Oracle Scratchpad

September 20, 2021

Optimizer Tip

Filed under: CBO,extended stats,Indexing,Oracle,Statistics — Jonathan Lewis @ 9:04 am BST Sep 20,2021

This is a note I drafted in March 2016, starting with a comment that it had been about that time the previous year that I had written:

I’ve just responded to the call for items for the “IOUG Quick Tips” booklet for 2015 – so it’s probably about time to post the quick tip that I put into the 2014 issue. It’s probably nothing new to most readers of the blog, but sometimes an old thing presented in a new way offers fresh insights or better comprehension.

I keep finding ancient drafts like this (there are still more than 730 drafts on my blog at present – which means one per day for the next 2 years!) and if they still seem relevant – even if they are a little behind the times – I’ve taken to dusting them down and publishing.

With the passing of time, though, new information becomes available, algorithms change, and (occasionally) I discover I’ve made a significant error in my inferences. In this case  there are a couple of important additions that I’ve added to the end of the note.

Optimizer Tips (IOUG Quick Tips 2015)

There are two very common reasons why the optimizer picks a bad execution plan. The first is that its estimate of the required data volume is bad, the second is that it has a misleading impression of how scattered that data is.

The first issue is often due to problems with the selectivity of complex predicates, the second to unsuitable values for the clustering_factor of potentially useful indexes. Recent [ed: i.e. pre-2015] versions of the Oracle software have given us features that try to address both these issues, and I’m going to comment on them in the following note.

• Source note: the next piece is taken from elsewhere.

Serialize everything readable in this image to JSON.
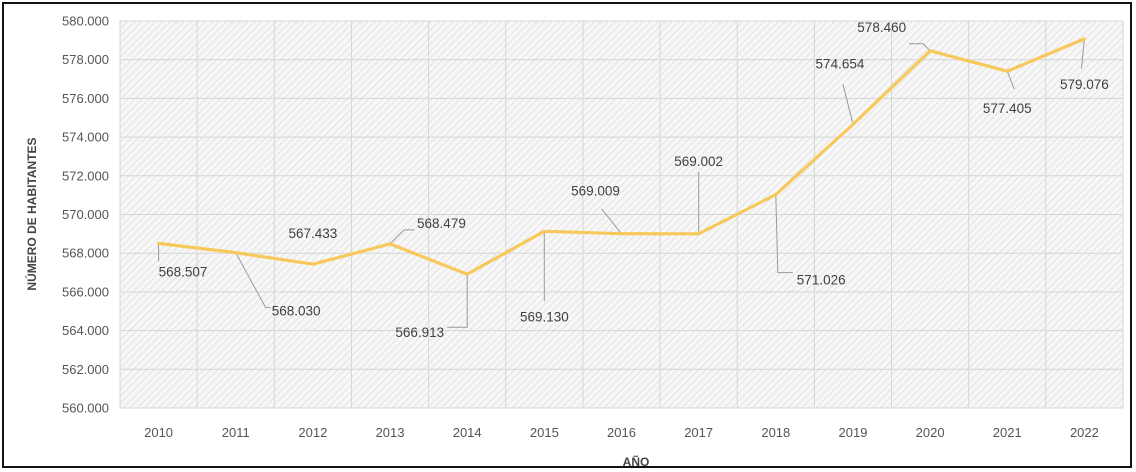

As always, any change can have side effects – introducing a new feature might have no effect on 99% of what we do, a beneficial effect on 99% of the remainder, and a hideous effect on the 1% of 1% that’s left, so I will be commenting on both the pros and cons of both features.

Column Group Stats

The optimizer assumes that the data in two different columns of a single table are independent – for example the registration number on your car (probably) has nothing to do with the account number of your bank account. So when we execute queries like:

     colX = 'abcd'
and  colY = 'wxyz'

the optimizer’s calculations will be something like:

“one row in 5,000 is likely to have colX = ‘abcd’ and one row in 2,000 is likely to have colY = ‘wxyz’, so the combination will probably appear in roughly one row in ten million”.

On the other hand we often find tables that do things like storing post codes (zipcodes) in one column and city names in another, and there’s a strong correlation between post codes and city – for example the district code (first part of the post code) “OX1” will be in the city of Oxford (Oxfordshire, UK). So if we query a table of addresses for rows where:

     district_code = 'OX1'
and  city          = 'Oxford

there’s a degree of redundancy, but the optimizer will multiple the total number of distinct district codes in the UK by the total number of distinct city names in the UK as it tries to work out the number of addresses that match the combined predicate and will come up with a result that is far too small.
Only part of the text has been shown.